Technical Note 202

Counting Yeast Cells for the Brewing Industry


Yeast is at the heart of many complex fermentation processes. It converts sugar into alcohol and creates metabolic by-products that contribute to the distinctive flavor of different beverages. Additionally, it plays a key role in moderating the pH level of the final product. Getting the fermentation process right naturally requires an accurate understanding of yeast cell concentration and viability at the outset. Ongoing process monitoring should also consider these metrics throughout fermentation. The focus of this technical note is to give a detailed description of how to quantify yeast cells on CellDrop™ Automated Cell Counters using the DeNovix Yeast Assay Kit.

Many yeast samples from brewing contain extracellular debris and are small in size, making them difficult to count using a traditional hemocytometer or brightfield cell counter. This technical note will provide the information needed to accurately count yeast concentration and viability using the fluorescent dyes fluorescein diacetate (FDA) and propidium iodide (PI).

Materials and Methods

Measurements were performed using the DeNovix Yeast Assay kit. Fresh S. cerevisiae sample cultured at room temperature in YPD media was diluted to approximately 2×106 cells/mL with assay buffer. For each measurement, 18μL of yeast sample was combined with 1μL of FDA and 1μL of PI solutions. The reaction solution was mixed well and incubated at room temperature in the dark for 15 minutes. The sample was mixed by pipetting up and down before dispensing 10 μL into the CellDrop counting chamber.

Viability analysis was performed with the CellDrop FL in the Yeast app, which uses green and red filters to count live cells fluorescing green with FDA and dead cells fluorescing red with PI. The CellDrop Yeast App default protocol was used for the count.

Note: Protocol optimization may be required for different yeast strains

Protocol Settings

CellDrop EasyApps™ are designed to count a variety of cell lines with minimal customization. If necessary, the user can optimize count settings after a count has been taken or develop a new protocol. Protocols include several powerful settings to enable proper counting of all yeast cells in a sample while ignoring any debris that could compromise the count data. See Tech Note 189 – Count Settings for additional details.

Optimizing Count Settings

Count settings may be edited after a count is performed by pressing ‘Optimize Settings’ on the results screen. This feature allows a user to assess how a parameter change affects cell count versus the previous parameter/count. For more concentrated yeast samples, a chamber height of 50 µm is recommended to count higher densities and lower the settling time before counting the number of cells. Though some adjustments may still be required, the recommended settings for counting S. cerevisiae sample shown in Figure 1 are as follows:

Count ApplicationYeast
Chamber Height100 µm
Dilution Factor1.11
Diameter(min)2 µm
Diameter (max)10 µm
Live Roundness1
Dead Roundness1
Green Fluorescence Threshold1
Red Fluorescence Threshold1
Figure 1: Zoomed result image of counted yeast cells in the Yeast app. Cells fluorescing green are live and cells fluorescing red are dead, additional uncounted debris can also be observed.
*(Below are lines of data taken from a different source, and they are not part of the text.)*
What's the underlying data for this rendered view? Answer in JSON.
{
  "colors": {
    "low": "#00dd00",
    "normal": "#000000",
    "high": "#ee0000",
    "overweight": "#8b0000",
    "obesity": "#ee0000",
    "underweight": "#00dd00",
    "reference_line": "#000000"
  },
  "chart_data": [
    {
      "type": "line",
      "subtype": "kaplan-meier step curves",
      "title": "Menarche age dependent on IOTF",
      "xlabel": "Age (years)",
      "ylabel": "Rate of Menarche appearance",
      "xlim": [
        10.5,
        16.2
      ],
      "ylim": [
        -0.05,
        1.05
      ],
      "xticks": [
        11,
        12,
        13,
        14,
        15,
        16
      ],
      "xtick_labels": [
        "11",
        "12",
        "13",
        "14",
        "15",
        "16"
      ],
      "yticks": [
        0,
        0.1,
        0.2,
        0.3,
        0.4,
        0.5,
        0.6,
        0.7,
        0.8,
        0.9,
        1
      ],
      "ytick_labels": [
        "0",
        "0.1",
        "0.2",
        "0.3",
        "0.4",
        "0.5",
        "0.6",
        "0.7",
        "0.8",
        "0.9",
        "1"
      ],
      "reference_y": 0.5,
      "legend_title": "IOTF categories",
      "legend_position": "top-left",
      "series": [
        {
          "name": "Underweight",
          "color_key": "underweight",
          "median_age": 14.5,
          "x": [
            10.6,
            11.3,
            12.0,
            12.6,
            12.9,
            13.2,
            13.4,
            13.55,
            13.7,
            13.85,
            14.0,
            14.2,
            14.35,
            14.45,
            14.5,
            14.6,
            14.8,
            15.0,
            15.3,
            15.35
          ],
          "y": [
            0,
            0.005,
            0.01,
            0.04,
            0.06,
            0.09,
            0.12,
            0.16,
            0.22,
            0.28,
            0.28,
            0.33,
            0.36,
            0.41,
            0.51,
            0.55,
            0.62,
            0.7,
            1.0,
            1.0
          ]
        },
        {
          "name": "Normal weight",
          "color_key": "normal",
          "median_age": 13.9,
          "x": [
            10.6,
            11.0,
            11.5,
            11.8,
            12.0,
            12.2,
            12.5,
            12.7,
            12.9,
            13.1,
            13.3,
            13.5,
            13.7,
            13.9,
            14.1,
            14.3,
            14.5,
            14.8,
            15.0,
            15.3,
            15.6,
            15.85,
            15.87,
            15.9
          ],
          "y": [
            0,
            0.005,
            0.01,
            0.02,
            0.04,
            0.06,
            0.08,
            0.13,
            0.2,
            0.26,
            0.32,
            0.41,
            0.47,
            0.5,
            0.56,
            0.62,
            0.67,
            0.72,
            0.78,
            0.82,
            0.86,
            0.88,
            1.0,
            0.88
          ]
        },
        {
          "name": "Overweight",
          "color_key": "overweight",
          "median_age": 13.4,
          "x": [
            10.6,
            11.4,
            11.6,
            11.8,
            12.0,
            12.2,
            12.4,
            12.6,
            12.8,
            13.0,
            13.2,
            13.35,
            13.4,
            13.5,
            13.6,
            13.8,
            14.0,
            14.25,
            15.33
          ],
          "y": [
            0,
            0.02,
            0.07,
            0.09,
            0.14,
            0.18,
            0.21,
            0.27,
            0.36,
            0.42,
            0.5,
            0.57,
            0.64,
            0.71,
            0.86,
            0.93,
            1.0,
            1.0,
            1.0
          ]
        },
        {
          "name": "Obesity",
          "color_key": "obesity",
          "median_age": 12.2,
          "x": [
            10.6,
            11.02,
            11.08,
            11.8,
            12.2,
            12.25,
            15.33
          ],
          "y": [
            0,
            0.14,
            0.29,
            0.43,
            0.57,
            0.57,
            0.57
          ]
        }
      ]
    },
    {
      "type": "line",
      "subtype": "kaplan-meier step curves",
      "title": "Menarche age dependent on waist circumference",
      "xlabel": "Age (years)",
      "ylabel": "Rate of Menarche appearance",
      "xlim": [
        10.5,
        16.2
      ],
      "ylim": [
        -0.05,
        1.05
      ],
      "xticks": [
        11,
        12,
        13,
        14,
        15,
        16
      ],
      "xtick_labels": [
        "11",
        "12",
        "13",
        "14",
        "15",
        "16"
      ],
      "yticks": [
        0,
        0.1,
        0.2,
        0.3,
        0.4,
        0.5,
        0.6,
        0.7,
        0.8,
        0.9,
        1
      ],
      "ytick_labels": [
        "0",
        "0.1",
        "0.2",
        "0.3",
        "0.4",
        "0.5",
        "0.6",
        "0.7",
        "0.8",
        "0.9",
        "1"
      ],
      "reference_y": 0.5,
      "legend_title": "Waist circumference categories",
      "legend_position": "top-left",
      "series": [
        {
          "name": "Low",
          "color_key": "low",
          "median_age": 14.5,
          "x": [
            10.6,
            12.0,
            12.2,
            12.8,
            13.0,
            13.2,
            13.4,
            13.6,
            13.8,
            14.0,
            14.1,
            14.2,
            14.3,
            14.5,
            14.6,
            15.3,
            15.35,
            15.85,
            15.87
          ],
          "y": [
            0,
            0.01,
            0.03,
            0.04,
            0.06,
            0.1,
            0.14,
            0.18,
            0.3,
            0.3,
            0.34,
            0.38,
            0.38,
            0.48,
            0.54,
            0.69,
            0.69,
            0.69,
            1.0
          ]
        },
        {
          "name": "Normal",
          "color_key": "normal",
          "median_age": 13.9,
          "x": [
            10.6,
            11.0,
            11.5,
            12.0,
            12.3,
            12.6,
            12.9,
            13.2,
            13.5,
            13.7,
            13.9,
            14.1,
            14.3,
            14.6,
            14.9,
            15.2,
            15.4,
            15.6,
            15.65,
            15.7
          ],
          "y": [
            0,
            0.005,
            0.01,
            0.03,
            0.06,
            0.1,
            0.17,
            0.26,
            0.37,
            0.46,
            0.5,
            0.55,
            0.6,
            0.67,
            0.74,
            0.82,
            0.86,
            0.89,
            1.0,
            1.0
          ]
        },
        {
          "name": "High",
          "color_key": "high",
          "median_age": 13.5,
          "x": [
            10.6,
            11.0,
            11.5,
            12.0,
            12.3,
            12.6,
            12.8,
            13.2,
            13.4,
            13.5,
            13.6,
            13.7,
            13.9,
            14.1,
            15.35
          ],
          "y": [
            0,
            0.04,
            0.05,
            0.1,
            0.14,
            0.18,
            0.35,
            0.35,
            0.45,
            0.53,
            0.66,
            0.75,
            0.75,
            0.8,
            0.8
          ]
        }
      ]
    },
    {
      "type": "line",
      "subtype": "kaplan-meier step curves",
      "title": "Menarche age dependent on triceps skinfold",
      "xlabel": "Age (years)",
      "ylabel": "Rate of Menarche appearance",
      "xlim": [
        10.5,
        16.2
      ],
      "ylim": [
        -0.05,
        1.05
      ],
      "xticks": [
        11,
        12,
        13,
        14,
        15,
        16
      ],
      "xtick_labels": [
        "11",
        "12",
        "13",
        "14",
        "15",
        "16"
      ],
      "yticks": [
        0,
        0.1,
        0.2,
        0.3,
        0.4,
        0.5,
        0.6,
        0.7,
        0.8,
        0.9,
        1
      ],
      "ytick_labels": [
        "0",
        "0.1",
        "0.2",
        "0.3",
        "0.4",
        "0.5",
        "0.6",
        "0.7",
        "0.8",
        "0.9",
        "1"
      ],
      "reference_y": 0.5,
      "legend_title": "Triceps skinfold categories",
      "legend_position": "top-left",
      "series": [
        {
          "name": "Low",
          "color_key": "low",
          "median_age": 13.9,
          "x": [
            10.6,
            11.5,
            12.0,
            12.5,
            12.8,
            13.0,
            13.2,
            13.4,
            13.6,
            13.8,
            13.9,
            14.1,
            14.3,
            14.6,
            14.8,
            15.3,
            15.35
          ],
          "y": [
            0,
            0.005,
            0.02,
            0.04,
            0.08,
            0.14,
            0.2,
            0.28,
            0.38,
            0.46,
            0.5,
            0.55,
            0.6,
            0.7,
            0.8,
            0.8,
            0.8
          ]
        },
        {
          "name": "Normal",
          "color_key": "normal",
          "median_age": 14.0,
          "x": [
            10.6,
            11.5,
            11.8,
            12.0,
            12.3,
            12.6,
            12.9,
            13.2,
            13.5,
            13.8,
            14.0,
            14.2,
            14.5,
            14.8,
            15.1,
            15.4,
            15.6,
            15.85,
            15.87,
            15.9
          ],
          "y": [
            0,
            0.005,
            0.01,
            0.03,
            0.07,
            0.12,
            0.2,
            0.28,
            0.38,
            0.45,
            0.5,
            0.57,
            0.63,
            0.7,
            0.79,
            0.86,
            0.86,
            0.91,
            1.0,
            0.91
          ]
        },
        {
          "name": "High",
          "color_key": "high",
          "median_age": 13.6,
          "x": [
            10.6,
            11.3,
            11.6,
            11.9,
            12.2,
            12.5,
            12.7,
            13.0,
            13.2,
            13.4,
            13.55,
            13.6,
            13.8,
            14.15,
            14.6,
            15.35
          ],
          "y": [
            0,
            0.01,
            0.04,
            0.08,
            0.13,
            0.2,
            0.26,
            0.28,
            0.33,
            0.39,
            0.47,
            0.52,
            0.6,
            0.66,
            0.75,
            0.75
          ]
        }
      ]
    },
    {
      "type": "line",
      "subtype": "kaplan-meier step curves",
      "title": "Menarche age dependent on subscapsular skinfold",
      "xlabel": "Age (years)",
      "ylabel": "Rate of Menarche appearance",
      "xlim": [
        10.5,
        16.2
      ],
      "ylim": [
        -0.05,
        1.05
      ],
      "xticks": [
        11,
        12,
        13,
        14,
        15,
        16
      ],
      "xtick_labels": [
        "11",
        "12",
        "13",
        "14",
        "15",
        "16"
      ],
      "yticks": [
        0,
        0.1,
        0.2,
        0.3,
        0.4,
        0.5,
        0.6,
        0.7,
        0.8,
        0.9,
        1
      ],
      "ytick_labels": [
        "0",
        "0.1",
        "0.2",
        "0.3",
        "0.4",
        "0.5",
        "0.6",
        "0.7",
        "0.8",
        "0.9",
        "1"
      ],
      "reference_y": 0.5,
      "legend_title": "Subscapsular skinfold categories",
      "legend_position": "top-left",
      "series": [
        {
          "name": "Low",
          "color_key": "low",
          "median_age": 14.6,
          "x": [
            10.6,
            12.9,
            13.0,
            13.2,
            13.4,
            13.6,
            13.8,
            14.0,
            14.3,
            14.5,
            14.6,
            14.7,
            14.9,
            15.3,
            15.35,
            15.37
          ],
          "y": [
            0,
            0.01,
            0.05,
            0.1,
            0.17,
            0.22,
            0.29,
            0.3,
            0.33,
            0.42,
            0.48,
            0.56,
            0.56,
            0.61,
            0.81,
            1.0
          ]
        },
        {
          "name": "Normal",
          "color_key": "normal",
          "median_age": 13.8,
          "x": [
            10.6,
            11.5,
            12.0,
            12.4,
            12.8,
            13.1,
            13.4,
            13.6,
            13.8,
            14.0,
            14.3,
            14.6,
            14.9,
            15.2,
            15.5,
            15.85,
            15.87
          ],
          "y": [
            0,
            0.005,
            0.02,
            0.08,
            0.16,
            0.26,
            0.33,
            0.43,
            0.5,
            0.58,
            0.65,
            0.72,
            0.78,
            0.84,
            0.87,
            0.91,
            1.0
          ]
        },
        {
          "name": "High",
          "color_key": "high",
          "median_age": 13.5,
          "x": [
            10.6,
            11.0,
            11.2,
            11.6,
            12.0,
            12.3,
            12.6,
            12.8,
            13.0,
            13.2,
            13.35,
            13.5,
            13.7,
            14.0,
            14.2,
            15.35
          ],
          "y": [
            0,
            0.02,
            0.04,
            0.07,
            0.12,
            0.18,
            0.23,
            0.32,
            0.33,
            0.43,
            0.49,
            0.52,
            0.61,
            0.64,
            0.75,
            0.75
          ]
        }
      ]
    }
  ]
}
Automated counting of yeast samples on the CellDrop FL removes operator variability from the process and speeds up the workflow. The Yeast app reports data for total, live, and dead cell counts in terms of counted cells and cells/mL, as well as mean cell diameter and percent viability. The CellDrop FL with dual-color fluorescence has powerful counting algorithms and customizable count settings to enable accurate counting and viability determination of a wide variety of cell types.